Il racconto: «Una colonna di fumo vista da tutta la città». E c’è attesa per le analisi dell’aria

PESCARA. «Vivo qui da cinquant’anni, quindi sono abituato ad affrontare determinate situazioni. Quando l’ex cementificio era in funzione, le assicuro che di emergenze ce n’erano diverse. Per non parlare dell’incubo vissuto nei giorni scorsi, quando la polvere ha avvolto tutto il quartiere: case, auto, alberi. E questa mattina un’altra brutta sorpresa». A parlare è un residente di via Raiale. Ieri, dopo le 11, ha avvertito il forte odore di bruciato e poi ha notato una nuvola di fumo all’altezza dei silos del cementificio da buttare giù. «Qui di fronte c’è una ditta di autotrasporti», dice. «Le fiamme sono in realtà partite da lì, ma tutti abbiamo pensato al cementificio. Vede, tutto quello che accade qui deriva dall’opificio da smantellare. Meno male che alla fine non è accaduto nulla di grave, ma sogniamo una zona migliore».
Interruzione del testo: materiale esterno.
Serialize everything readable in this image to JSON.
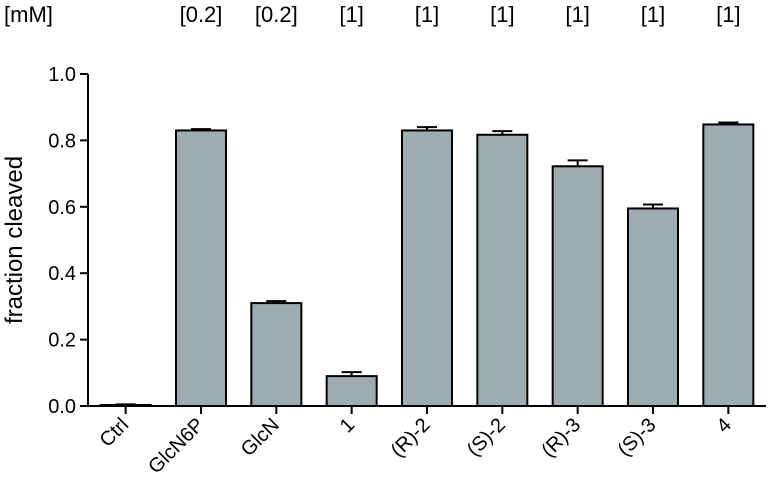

E un altro residente aggiunge: «Non siamo mai tranquilli, questa è la verità, nemmeno nei giorni di festa. Stavo spazzando il cortile di casa e a un certo punto ho visto il fumo, tanto fumo. Ho chiuso subito la porta, per non far respirare il cattivo odore ai miei figli. I vigili sono intervenuti subito dopo. Li ha chiamati un nostro vicino. Sappiano che questo episodio non ha nulla a che vedere con i problemi dell’ex cementificio, ma non ce la facciamo più. Da anni promettono una riqualificazione della zona, ma temo che non assisteremo mai alla rinascita del quartiere. Spero che i nostri figli avranno questa fortuna». I ragazzini sono in strada con le loro bici e guardano incuriositi cosa sta succedendo nel deposito da cui sono partite le fiamme. Poi un altro cittadino chiede: «E sulle analisi sapete dirci qualcosa? Tutta quella polvere finita ovunque, anche sugli alberi. Chissà cosa abbiamo respirato».